Chapitres,  Textes

Chapitre 02

«Je me suis éveillée, la tête lourde, envahie d’une impression de cauchemar affreux m’encerclant de toute part. Je réalise maintenant que cela est réel et que je suis l’otage de quelque chose qui ne semble pas humain. La morsure de ma cheville a disparu. Je ne m’explique pas comment. Je n’ai aucun souvenir. J’ai du m’évanouir. La lumière traverse péniblement quelques fissures parmi les pierres érodées et je discerne à peine une pièce étroite, presque vide, à l’état de ruine. Suis-je vivante? Suis-je morte? Il me semble avoir été aspirée par les ténèbres.»

La porte s’ouvrit en un grincement lugubre, que l’écho renvoya semblable à une plainte, laissant apparaître, dans l’entrebâillement, la silhouette d’un jeune homme à la beauté remarquable, dont les yeux quelques peu fatigués trahissaient cependant un âge certain. Sa chevelure, longue et d’un brun soutenu, encerclait un visage d’apparence juvénile mais ses épaules et ses mains étaient bâties comme celles d’un homme, et non d’un enfant. Sa tenue, élégante et soignée, quoique les étoffes nobles aient perdu de leur éclat, n’était pas sans rappeler l’aristocratie du XIXème siècle.

L’inconnu, captivé, dévisageait avec une certaine insistance la détenue, tel un objet de convoitise ardemment désiré. S’avançant vers elle pour mieux la découvrir encore, il se tint l’instant suivant à portée de souffle de son visage. Un battement de cils, tout au plus, avait suffi à le transporter d’un bout à l’autre de la pièce. Une fois de plus, elle secoua la tête et recula instinctivement, accusant son esprit toujours embrumé. Mais quelques sentiments étranges la convainquirent qu’il ne lui ferait aucun mal. Ses yeux sombres teintés de reflets rouges, aspiraient son attention. Elle reconnut le parfum de la main salvatrice qui lui avait portée secours, la veille, au milieu de ce chaos dans lequel elle s’était retrouvée brusquement plongée.

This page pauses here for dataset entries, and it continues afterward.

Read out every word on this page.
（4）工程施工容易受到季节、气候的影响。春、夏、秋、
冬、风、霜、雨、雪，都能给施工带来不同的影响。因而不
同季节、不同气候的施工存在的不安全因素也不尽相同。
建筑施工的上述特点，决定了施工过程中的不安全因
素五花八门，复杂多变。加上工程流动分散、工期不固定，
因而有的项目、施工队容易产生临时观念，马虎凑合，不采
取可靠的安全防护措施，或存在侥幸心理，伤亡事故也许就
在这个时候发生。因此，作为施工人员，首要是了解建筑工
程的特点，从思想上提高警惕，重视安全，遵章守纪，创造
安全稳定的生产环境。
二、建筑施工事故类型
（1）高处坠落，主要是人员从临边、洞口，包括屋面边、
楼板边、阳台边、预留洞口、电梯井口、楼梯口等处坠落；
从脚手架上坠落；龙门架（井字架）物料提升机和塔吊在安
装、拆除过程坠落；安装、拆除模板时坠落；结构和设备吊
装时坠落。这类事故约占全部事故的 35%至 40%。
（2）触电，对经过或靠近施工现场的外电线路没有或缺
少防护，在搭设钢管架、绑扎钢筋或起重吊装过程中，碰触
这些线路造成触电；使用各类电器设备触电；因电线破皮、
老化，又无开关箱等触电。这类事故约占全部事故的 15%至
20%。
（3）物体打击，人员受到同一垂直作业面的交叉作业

Ni confiante ni rassurée mais souhaitant comprendre dans quelle situation elle se trouvait, elle se rapprocha prudemment des barreaux, à travers lesquels il effleura, du bout des doigts, sa joue. Sa peau, ferme et glacée, lui évoqua le contact du métal. Il plongea plus intensément ses yeux dans les siens tandis qu’une sensation de flottement et de légèreté gagnait son corps tout entier et que ses paupières s’alourdissaient. L’étourdissement pris fin la seconde suivante, quand une très jeune femme, surgissant de nulle part, lui agrippa affectueusement le bras. On eut dit un serpent ondulant dans les airs et dont les yeux vert cerclés de doré libéraient une telle férocité qu’elle ne put retenir un frisson d’horreur. La créature reptilienne lui murmura quelques mots au creux de l’oreille avant de promener une langue humide sur des lèvres charnues et d’un rouge vif. L’homme parut contrarié par les propos qu’il recevait et, serrant fermement sa main dans la sienne, ils disparurent tous deux à travers l’obscurité.

Recouvrant ses esprits, elle analysa la situation. Cependant, ses nerfs, mis à rude épreuve, lui faisaient machinalement faux bond par intervalle de quelques minutes. Ce n’était pas la motivation à fuir, par quelque moyen que se soit, qui lui manquait, seulement rien ne lui parût envisageable. Il n’y avait ici guère objet qui puisse l’aider à s’échapper ou même à se défendre. La seule option possible restait l’attente. Et elle fut aussi longue que difficilement supportable jusqu’à ce que, quelques heures plus tard, la femme serpent ne revienne munie d’un plateau repas qu’elle déposa aux pieds de sa cellule. La captive voulut attendre d’être seule, tant sa présence l’effrayait plus encore que la solitude. Tiraillée par la faim et la soif, elle se résolut à saisir l’assiette avant de la reposer aussi sec. Des os partiellement couverts de chair et de peau, qui n’avaient rien d’animal, baignaient dans une flaque de sang.

— Régale-toi avant que ton tour ne vienne !

Lâchant ces mots avec un plaisir non dissimulé, elle s’évapora de nouveau, laissant la prisonnière tétanisée qui repoussa, de ses pieds, le plateau le plus loin possible de sa prison.